Comme si cela ne suffisait pas, l'un de leurs chefs investit le plateau les antennes de la télévision nationale, ce qui est aussi grave qu'inacceptable et interpelle les Généraux qui commandent notre armée, toujours à première vue en toute impunité ! Où se trouve la fameuse discipline qui partout et de toujours a fait la force des armées ? Quelle autorité auront désormais ces Généraux sur leurs officiers et hommes de troupe ? A-t-on mesuré ce que cela représente comme humiliation et frustration pour des militaires de ce rang, après tant d'années de loyaux services ? Non, il faut que nous nous ressaisissions, et qu'on redonne sa force et sa crédibilité à l'Etat et au gouvernement... A la limite, cela aidera même à la sortie de crise.

Vos prises de position font dire à certains que vous faites partie du «bloc rebelle».

Pour ce qui est des «jeunes patriotes», il y a un amalgame qu'heureusement, la grande majorité des Ivoiriens commence à percevoir. Aujourd'hui, en Côte d'Ivoire, celui qui supporte politiquement le Président de la République est un patriote, nationaliste et celui qui est de l'opposition est culpabilisé comme traître à la patrie et «assaillant». En tant que ministre des Transports, je me suis battu pour que le chemin de fer reprenne. Ce qui relève simplement de ma mission et est du plus grand intérêt pour l'économie nationale.
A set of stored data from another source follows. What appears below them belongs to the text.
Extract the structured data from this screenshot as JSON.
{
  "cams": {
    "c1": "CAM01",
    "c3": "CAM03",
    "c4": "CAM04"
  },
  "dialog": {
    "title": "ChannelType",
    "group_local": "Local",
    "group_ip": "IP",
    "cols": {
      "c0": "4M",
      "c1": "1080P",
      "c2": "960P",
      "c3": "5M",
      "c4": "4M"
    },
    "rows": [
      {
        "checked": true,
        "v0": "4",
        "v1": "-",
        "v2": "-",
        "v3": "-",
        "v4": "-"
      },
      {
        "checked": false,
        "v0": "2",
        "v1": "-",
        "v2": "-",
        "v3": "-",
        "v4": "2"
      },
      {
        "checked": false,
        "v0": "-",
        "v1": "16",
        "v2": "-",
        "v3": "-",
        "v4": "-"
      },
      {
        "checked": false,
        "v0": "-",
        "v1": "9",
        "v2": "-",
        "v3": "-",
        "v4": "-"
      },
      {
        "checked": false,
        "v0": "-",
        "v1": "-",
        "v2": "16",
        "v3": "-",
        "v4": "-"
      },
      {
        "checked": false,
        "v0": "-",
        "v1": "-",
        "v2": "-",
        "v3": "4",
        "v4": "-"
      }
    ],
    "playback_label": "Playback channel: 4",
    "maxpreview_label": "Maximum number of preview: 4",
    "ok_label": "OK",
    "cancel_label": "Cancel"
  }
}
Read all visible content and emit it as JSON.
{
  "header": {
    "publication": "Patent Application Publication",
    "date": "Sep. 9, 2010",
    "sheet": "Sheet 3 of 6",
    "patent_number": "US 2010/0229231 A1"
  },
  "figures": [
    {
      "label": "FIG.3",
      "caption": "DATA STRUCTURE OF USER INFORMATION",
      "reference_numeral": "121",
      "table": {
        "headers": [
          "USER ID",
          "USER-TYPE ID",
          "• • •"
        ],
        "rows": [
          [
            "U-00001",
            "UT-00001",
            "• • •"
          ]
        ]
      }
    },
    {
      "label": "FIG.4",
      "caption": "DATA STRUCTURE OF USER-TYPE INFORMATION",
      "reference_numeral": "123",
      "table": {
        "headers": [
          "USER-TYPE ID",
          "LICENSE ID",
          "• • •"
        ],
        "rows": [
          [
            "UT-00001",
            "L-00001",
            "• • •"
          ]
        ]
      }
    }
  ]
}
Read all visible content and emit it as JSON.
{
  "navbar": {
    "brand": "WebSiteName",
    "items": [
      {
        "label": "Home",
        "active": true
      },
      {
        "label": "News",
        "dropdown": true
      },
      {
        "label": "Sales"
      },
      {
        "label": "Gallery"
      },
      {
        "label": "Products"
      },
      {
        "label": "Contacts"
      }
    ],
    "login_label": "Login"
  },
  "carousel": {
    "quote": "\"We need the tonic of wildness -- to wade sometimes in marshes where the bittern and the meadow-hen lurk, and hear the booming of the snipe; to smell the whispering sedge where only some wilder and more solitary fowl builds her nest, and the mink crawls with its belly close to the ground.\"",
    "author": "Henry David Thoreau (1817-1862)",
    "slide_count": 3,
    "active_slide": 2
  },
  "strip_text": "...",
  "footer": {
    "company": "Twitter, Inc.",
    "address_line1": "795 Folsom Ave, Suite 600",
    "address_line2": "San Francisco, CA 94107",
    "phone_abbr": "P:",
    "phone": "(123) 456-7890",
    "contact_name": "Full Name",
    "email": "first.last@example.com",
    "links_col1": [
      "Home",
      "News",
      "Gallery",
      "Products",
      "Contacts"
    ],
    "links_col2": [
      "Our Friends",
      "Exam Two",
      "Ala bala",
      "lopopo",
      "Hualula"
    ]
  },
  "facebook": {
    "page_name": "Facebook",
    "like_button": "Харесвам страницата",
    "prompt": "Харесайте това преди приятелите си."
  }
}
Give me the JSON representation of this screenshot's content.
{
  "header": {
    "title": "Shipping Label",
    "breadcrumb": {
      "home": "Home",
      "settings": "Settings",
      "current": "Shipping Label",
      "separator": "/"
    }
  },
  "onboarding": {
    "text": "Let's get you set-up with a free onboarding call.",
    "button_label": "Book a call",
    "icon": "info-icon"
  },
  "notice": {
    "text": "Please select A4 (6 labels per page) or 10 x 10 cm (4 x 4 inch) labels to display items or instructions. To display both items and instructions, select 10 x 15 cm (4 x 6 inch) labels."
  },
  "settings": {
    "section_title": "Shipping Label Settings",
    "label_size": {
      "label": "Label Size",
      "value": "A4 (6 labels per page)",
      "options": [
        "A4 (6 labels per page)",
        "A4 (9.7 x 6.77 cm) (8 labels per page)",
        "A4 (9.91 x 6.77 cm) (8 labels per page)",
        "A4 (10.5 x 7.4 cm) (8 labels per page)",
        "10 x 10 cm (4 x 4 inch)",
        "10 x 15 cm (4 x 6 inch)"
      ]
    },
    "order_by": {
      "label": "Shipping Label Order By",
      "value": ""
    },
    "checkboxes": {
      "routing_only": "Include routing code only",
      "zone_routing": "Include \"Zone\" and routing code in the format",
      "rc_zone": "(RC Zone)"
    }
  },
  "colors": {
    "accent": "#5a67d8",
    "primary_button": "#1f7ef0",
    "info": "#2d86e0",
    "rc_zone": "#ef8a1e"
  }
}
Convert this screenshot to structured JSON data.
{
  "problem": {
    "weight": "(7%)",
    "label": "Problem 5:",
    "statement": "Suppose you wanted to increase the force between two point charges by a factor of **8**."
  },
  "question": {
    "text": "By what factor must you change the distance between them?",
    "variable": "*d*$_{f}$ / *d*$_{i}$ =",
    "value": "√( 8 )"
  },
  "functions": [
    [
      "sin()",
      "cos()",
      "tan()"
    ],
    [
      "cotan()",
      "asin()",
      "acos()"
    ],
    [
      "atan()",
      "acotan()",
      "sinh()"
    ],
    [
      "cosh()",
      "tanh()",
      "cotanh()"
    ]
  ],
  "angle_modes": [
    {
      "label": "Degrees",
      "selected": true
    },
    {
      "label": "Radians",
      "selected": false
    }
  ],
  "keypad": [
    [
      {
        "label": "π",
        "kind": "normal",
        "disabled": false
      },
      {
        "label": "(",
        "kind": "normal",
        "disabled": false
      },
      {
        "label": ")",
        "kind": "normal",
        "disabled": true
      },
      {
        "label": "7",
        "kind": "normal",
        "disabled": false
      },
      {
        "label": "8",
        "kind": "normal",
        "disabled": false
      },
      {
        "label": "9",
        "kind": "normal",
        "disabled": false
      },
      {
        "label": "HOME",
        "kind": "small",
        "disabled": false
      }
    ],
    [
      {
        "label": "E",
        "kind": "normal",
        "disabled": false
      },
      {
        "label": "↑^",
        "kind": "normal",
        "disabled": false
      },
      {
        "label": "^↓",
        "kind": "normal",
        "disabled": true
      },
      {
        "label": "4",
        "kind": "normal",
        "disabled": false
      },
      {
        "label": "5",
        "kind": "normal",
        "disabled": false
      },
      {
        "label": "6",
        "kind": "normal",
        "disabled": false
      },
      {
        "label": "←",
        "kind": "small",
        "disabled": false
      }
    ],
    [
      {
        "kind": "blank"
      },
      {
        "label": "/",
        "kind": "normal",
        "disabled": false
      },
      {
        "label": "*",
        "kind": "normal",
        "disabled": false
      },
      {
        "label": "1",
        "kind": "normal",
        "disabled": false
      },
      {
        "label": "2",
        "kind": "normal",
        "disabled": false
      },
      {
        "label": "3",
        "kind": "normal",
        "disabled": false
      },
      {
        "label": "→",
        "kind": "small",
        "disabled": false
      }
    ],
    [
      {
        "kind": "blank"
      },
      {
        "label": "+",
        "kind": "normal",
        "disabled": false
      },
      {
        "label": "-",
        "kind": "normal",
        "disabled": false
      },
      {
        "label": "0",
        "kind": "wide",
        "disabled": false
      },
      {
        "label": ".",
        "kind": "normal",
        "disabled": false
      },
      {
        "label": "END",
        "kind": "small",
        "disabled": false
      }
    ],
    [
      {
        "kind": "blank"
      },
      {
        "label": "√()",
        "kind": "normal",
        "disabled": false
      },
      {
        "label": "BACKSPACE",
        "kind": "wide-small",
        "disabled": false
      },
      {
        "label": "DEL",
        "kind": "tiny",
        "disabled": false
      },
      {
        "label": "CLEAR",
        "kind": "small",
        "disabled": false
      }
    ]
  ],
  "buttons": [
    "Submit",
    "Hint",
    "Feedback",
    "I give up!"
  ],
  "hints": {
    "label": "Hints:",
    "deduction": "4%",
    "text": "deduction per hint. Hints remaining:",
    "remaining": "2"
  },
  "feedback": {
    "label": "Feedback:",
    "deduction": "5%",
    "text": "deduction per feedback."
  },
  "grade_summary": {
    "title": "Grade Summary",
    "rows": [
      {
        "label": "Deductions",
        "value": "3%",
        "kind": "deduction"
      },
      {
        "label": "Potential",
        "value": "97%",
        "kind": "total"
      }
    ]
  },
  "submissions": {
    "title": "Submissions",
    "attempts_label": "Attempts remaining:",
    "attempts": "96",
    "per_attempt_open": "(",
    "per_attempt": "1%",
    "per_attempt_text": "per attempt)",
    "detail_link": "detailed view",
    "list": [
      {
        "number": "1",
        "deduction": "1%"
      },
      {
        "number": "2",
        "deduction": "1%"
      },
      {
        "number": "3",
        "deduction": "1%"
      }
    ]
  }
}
J'ai été pour cela accusé de trahison nationale et d'intelligence avec l'ennemi par ces mêmes patriotes qui ont même été jusqu'à déboulonner des rails en pleine journée, aux alentours du Palais présidentiel, sous l'oeil bienveillant d'éléments des forces de l'ordre ! Veut-on revenir au parti unique, à la pensée unique ? Presque tous les partis politiques : PDCI, RDR, MFA, UDPCI, UDCY,... ont déjà été traités de rebelles, de traîtres, etc.

Pour ma part, j'estime que personne n'a de leçon de patriotisme à me donner. Il faut que les Ivoiriens se ressaisissent.